Tuesday, 20 September 2011

London Fashion Week #1

Mulberry
Mulberry again pulled out all the thematic stops for its morning of accessories and A-listers at Claridge's. Amid balloon animals and pink lemonade were today's big gets: Kristen Stewart and Kate Moss, a well-known fan of the Bayswater satchel. Curiously, she didn't carry Mulberry to the show, but played her part in a denim shirt and jeans from the label's current Resort collection. No matter—she's still the paparazzi-hounded face that sold a million bags. Are they hoping she'll do the same with denim?

Creative director Emma Hill's cutesy, all-things-English fetish took to the festive seaside in a continuation of Resort. There's a joke here about the wetness and less-than-sizzling temperatures of a British summer—thus the ribbed leggings and all those adorable swingy anoraks, Hill's take on a classic kagool. And by that reasoning, great little buttery, cropped leathers made perfect sense.

A Mulberry show flips the script, making clothes the accessories that frame the bags. A bomber and skirt encrusted with chunks of blue crystal exists only for its accompaniment of a matching mini Lily chain-strapped bag. Along with updates on beloved classics like the Alexa satchel (now with teddy-bear head rivets) and Evelina hobo (now in lemon or navy patent, and grass green leather) was their new Travel collection, the highlight of which was a neat, boxy little camera bag.
Vivienne Westwood Red Label
Today's Vivienne Westwood Red Label show was a relatively subdued affair. Emphasis on relatively: Per usual, the collection featured feral hair and makeup, and a grab bag of looks. It also closed with ZZ Top's "Gimme All Your Lovin'" and the charming sight of model Eliza Cummings, in a strapless red ball gown, picking up the tiny Charlotte Free and carrying her down the catwalk, as Free was struggling in her shoes. Too often it goes without saying that Westwood wants everyone—models included—to have fun at her shows, and in her clothes. Well, good on her for that.

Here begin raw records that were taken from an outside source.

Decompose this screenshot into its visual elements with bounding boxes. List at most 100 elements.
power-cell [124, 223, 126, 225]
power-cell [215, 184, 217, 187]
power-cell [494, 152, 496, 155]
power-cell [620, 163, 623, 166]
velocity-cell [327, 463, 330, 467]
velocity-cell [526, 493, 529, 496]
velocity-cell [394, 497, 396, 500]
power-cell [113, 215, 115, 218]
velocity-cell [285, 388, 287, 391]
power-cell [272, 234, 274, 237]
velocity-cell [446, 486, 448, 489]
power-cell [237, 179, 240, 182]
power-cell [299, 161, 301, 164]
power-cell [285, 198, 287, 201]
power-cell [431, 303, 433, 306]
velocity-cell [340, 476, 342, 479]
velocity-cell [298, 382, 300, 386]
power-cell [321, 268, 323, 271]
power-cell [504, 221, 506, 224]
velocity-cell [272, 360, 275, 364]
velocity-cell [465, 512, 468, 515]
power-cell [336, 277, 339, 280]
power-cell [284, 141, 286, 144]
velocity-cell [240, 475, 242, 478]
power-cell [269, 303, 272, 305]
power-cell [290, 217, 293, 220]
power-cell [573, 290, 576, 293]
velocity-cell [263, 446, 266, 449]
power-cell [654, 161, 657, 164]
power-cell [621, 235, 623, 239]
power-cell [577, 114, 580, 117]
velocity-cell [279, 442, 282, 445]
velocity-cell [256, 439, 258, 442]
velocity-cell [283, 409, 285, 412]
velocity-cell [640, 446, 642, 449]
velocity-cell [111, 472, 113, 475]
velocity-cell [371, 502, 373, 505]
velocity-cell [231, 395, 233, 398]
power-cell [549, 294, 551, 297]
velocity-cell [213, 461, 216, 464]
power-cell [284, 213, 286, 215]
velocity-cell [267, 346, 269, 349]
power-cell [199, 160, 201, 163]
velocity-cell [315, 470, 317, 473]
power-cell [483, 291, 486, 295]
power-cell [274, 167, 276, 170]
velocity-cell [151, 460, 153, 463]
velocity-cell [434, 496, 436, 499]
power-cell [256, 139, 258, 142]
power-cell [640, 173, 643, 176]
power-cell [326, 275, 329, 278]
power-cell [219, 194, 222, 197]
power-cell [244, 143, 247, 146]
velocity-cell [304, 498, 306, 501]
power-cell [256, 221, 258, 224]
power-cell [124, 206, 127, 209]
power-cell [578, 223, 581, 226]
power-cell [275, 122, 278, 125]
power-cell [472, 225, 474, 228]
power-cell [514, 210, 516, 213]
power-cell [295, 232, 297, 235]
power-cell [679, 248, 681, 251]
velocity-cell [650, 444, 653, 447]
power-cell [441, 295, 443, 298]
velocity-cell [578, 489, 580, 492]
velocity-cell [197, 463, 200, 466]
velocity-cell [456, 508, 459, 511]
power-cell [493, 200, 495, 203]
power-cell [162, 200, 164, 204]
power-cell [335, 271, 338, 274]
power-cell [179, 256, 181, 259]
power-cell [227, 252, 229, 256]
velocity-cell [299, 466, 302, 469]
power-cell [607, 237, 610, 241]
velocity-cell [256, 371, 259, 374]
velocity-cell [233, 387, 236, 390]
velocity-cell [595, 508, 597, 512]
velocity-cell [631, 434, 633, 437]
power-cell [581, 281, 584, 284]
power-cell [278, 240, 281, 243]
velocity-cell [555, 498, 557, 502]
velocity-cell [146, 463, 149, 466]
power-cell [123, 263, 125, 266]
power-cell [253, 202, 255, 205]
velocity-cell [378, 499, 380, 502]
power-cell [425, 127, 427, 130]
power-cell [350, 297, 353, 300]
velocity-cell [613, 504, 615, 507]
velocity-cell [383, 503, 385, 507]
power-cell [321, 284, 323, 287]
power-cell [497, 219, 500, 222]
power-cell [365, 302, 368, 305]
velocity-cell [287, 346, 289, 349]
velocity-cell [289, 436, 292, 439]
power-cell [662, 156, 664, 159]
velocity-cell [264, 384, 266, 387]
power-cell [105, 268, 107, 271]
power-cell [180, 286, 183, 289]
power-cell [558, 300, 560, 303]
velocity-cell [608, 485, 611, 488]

And good on Westwood, too, for exerting some real design discipline this season. There was a clear proposition threading its way through the show, which was to take suiting pieces—jacket, blouse, trousers—and highlight one element by giving it a sculptural dimension, or magnifying its proportion. The idea fared better in some garments than others: A wrapped suit jacket with a draped lapel was very good, whereas a pair of cropped trousers with a seriously low-hanging crotch was a little silly. In general, though, these pieces worked, as did the simplest of Westwood's draped dresses, Grecian-looking silk jersey numbers in black and white, and diaphanous, bias-cut frocks in a rust-tone print. There were other nice looks along the way, as well, and several kooky ones, inevitably. You could argue that Westwood should edit those pieces out, but that would be tantamount to suggesting she have less fun.
Matthew Williamson
"I guess people think of Matthew Williamson as the girl marooned on the beach," said the designer before his show. "But this is a wardrobe for a woman wherever she may be."

So, castaway no more, but still in love with her silky bohemia? It's not the first time that Williamson has tried to square these elements. The best-looking proposal opened the show. There's nothing chicer than traversing city streets in July wearing a bright buttoned-up shirt and saronglike wrap skirt topped by a proper blazer with a glint of silver tile, is there? Even if pulling it all off is hard to imagine without the benefit of Anja Rubik proportions boosted by Williamson's Charlotte Olympia platform sandals, his first shoe collaboration ever.

Ultimately, the answer shouldn't be so hard. A couple of seasons of ubiquitous color and print have taught us that the stuff goes everywhere. Williamson found his legs in chiffon blouses, here printed with digitized Japanese blossoms, tucked into bright trousers. He manipulated a floral until it looked like an abstract ikat and cut it into fluid silk onesie shirtdresses and jumpsuits. A little tweed jacket with an embellished neckline is one we've seen elsewhere but still makes sense here.

Conversely, eveningwear, usually a strong point, was uneven. At times, Williamson seems to fall in love with his embellishments and lose equilibrium. The showgirl sprays of ostrich feathers on cutwork lace tipped the scales too far for any setting.